Brussels, Belgium (May 27, 2005)–Etages Ion in Brussels has become the first recording studio in Europe to install Geoffrey Daking’s 1112 Custom console. Supplied by Raf Lenssens of Joystick Audio, Daking’s distributor for the Benelux countries, the 32-channel analog console was chosen for its ease-of-use and for the improved sound quality that it brings to a digital recording environment, according to studio owner Yves “Duke” Baudhuin.
Yves “Duke” Baudhuin, owner of Etages Ion in Brussels, purchased the first Daking console in Europe.
After Baudhuin showed Lenssens his recording setup and explained the way that he preferred to work, the distributor made arrangements for the engineer to evaluate several Daking rack units, including the Mic-Pre IV and the FET Compressor. “I compared them with what I had,” said Baudhuin. “It was the EQ that grabbed my attention from the start. The Daking preamps also sounded great, and I felt that this could be the combination I was looking for. I tested some other preamps from other manufacturers but I always came back to Daking. I was convinced, and the idea of a Daking console was born.”
“What I was looking for was a console that sounded very good,” he continued, “une console qui sonne,’ as we say. So, I took the important step for the future of my studio and bought the Daking. Now that the console is installed I feel very comfortable and it really sounds great. I must say that the ease-of-use, the musical feel, and the personal approach of the Daking 1112 console allows me to concentrate on the main thing: the music.”
Baudhuin, who records to a Soundscape hard disc system, likes to use both digital and analog equipment to achieve the best results, as he explained. “I like to say that I am not against digital and I am not addicted to analog. I am simply used to a certain way of working and a way to get the sound that I want.”
In the past, that has involved routing through high-end analog mic preamps, equalizers and other signal processors before the recorder. But Baudhuin discovered that he was still not happy with the sound, and ended up patching signals from the computer once more through outboard analog gear. “The result was much better and I got the sound I wanted much faster,” he reported.
But with only a limited number of outboard units at his disposal, said Baudhuin, he had to choose the tracks that he wanted to treat that way very carefully. Adding more high-end equipment would have involved more complex cabling, and in any case, he said, “I missed the ergonomics of a normal studio setup. So, my desire to work with a real console and get a better sound started to take form.”
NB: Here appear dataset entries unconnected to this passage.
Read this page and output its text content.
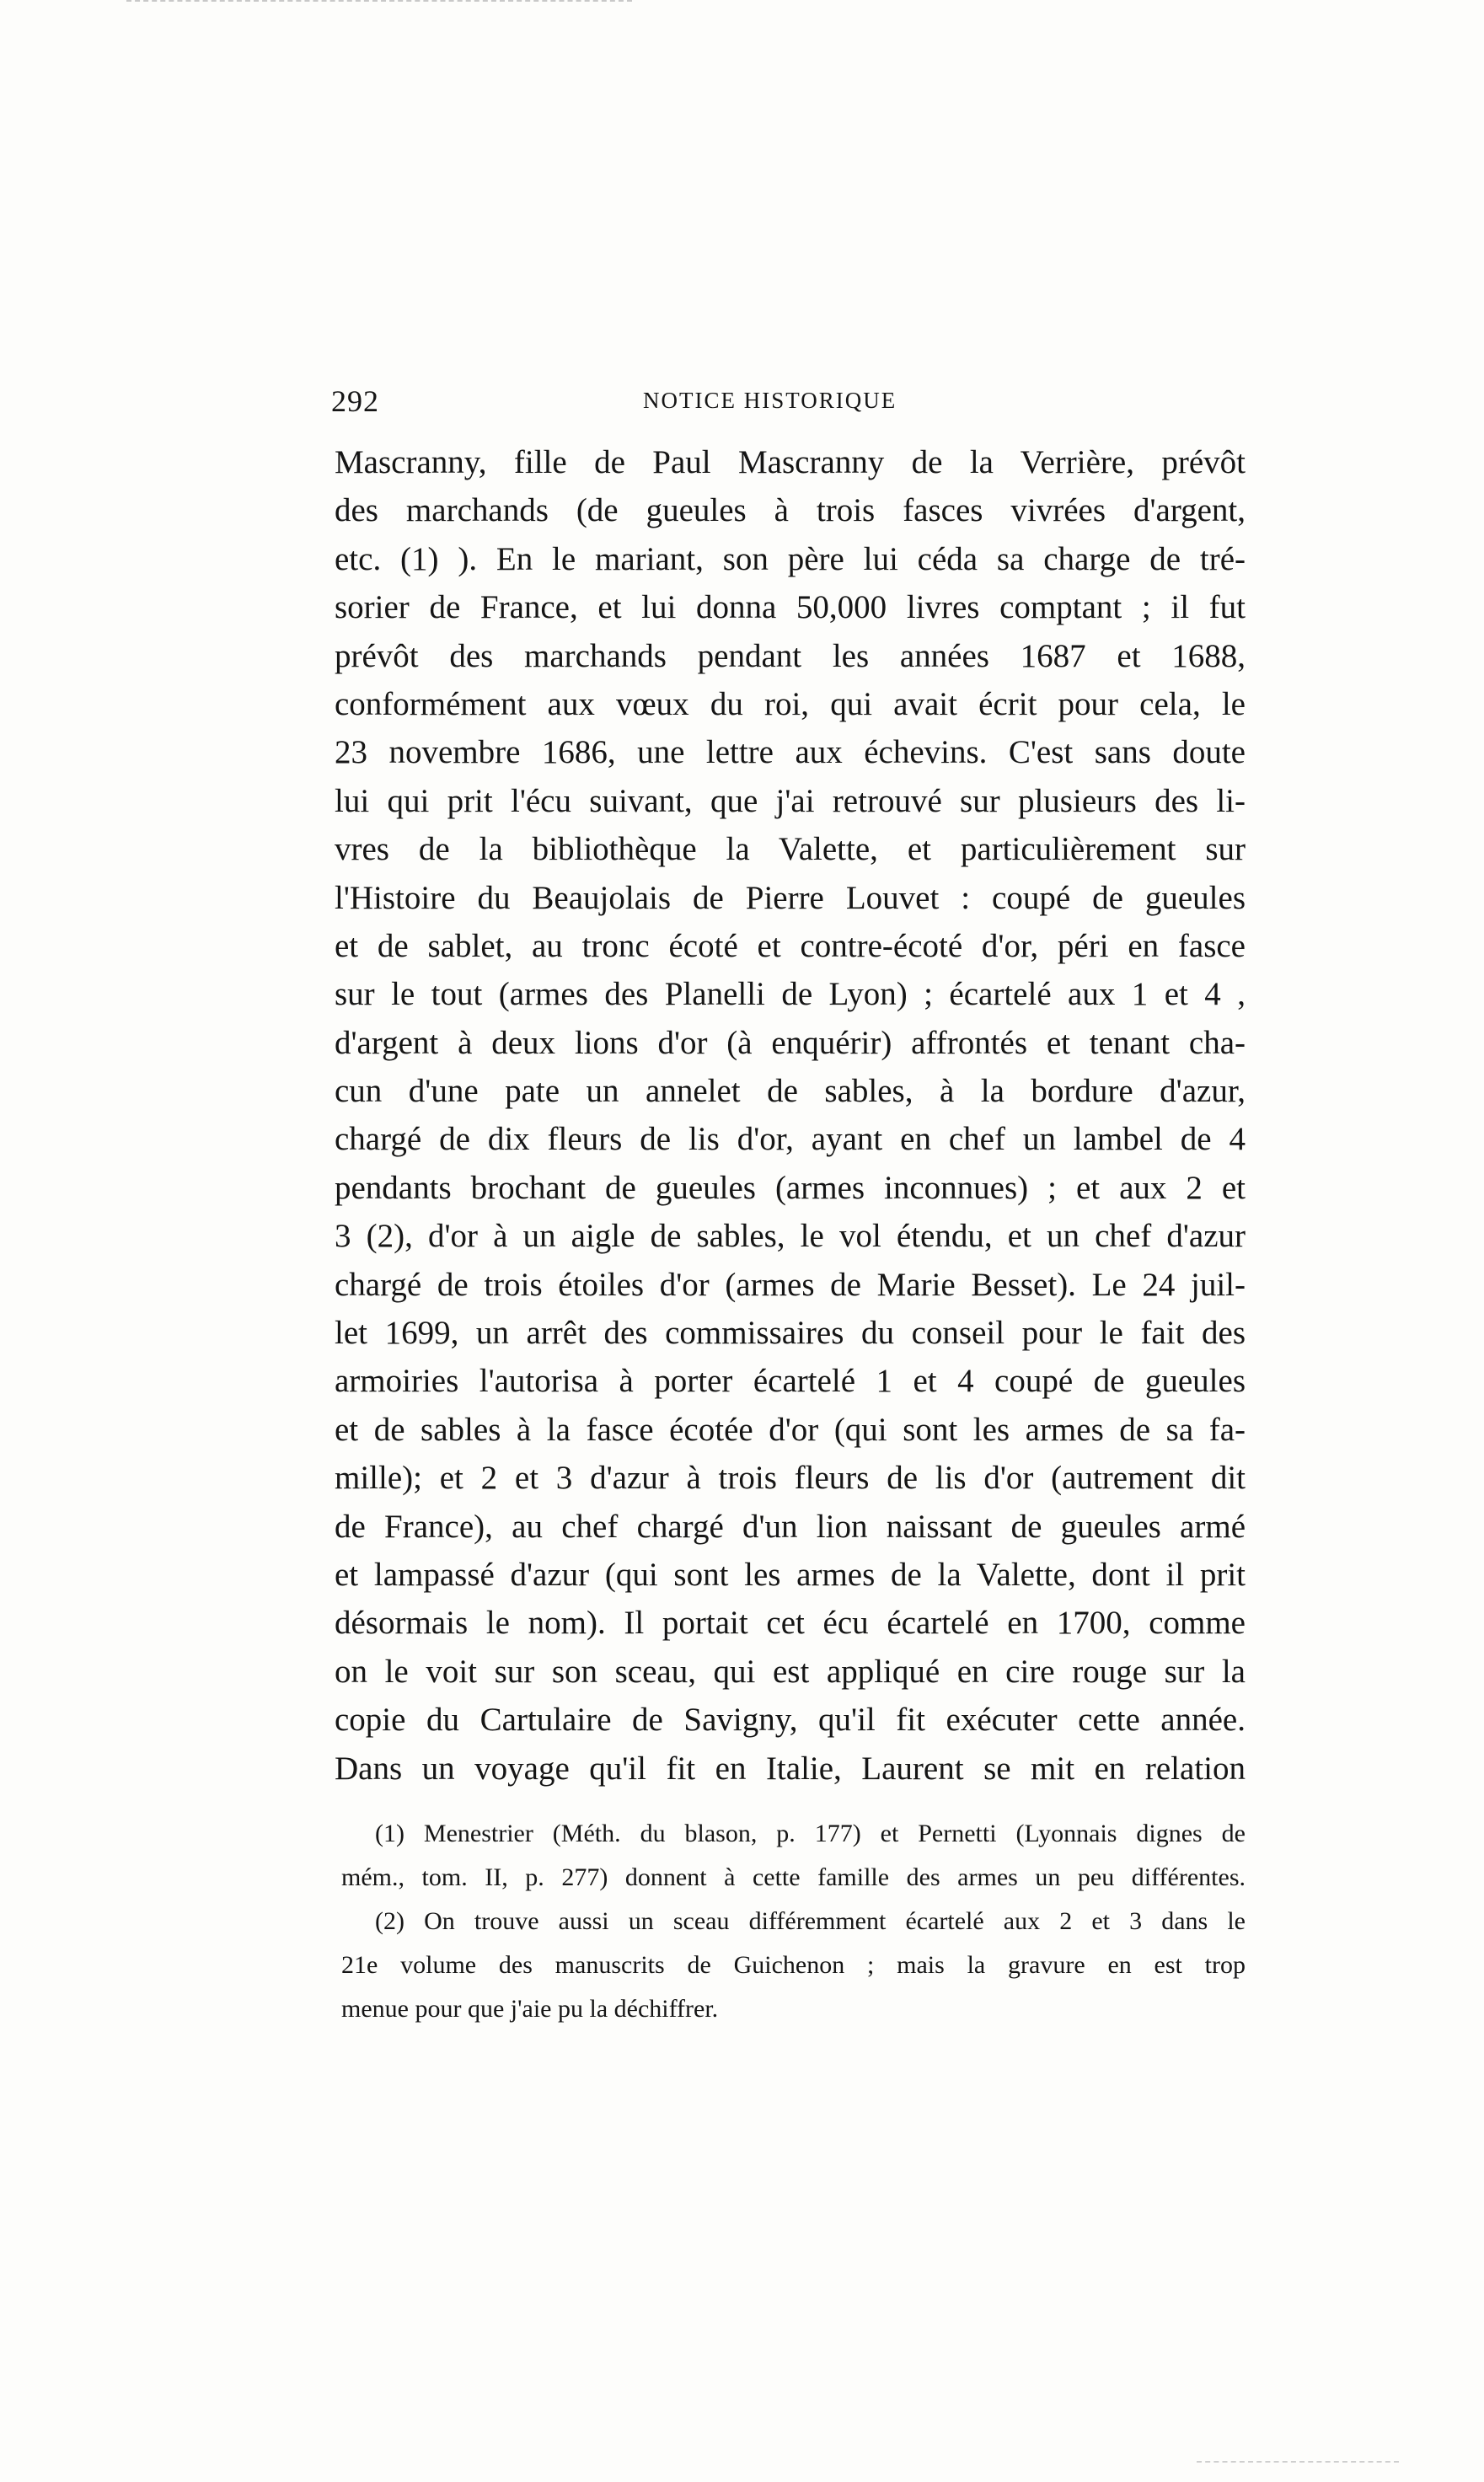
292	NOTICE HISTORIQUE
Mascranny, fille de Paul Mascranny de la Verrière, prévôt
des marchands (de gueules à trois fasces vivrées d'argent,
etc. (1) ). En le mariant, son père lui céda sa charge de tré-
sorier de France, et lui donna 50,000 livres comptant ; il fut
prévôt des marchands pendant les années 1687 et 1688,
conformément aux vœux du roi, qui avait écrit pour cela, le
23 novembre 1686, une lettre aux échevins. C'est sans doute
lui qui prit l'écu suivant, que j'ai retrouvé sur plusieurs des li-
vres de la bibliothèque la Valette, et particulièrement sur
l'Histoire du Beaujolais de Pierre Louvet : coupé de gueules
et de sablet, au tronc écoté et contre-écoté d'or, péri en fasce
sur le tout (armes des Planelli de Lyon) ; écartelé aux 1 et 4 ,
d'argent à deux lions d'or (à enquérir) affrontés et tenant cha-
cun d'une pate un annelet de sables, à la bordure d'azur,
chargé de dix fleurs de lis d'or, ayant en chef un lambel de 4
pendants brochant de gueules (armes inconnues) ; et aux 2 et
3 (2), d'or à un aigle de sables, le vol étendu, et un chef d'azur
chargé de trois étoiles d'or (armes de Marie Besset). Le 24 juil-
let 1699, un arrêt des commissaires du conseil pour le fait des
armoiries l'autorisa à porter écartelé 1 et 4 coupé de gueules
et de sables à la fasce écotée d'or (qui sont les armes de sa fa-
mille); et 2 et 3 d'azur à trois fleurs de lis d'or (autrement dit
de France), au chef chargé d'un lion naissant de gueules armé
et lampassé d'azur (qui sont les armes de la Valette, dont il prit
désormais le nom). Il portait cet écu écartelé en 1700, comme
on le voit sur son sceau, qui est appliqué en cire rouge sur la
copie du Cartulaire de Savigny, qu'il fit exécuter cette année.
Dans un voyage qu'il fit en Italie, Laurent se mit en relation
(1) Menestrier (Méth. du blason, p. 177) et Pernetti (Lyonnais dignes de
mém., tom. II, p. 277) donnent à cette famille des armes un peu différentes.
(2) On trouve aussi un sceau différemment écartelé aux 2 et 3 dans le
21e volume des manuscrits de Guichenon ; mais la gravure en est trop
menue pour que j'aie pu la déchiffrer.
But consoles incorporating the features that he wanted were either too expensive or too cheap, and therefore not an upgrade in quality. And a used desk was out of the question due to the maintenance issues. Mixing “inside the box,” Baudhuin observed that he has no need for many of the features found on bigger, more expensive consoles. “I do not need 24 output busses, ten auxes, and a compressor on each channel. Nor do I need automation. The automation in Soundscape was more than I needed.”
Digital consoles were never really an option, he added. “Even with the advantages like price, automation, total reset, and so on, I find it too redundant, when you look at what you can do in the workstation.” There is also, what he refers to as, a lack of “global vision” on most digital consoles, where channels are often controlled from a single assignment panel. “I believe there is an enormous difference when we create a mix with a classic console, with so many EQs and faders, than when we do that with a digital console, with plenty of faders but only one set of EQ controls. It is much easier to see what you are doing with an analog console.”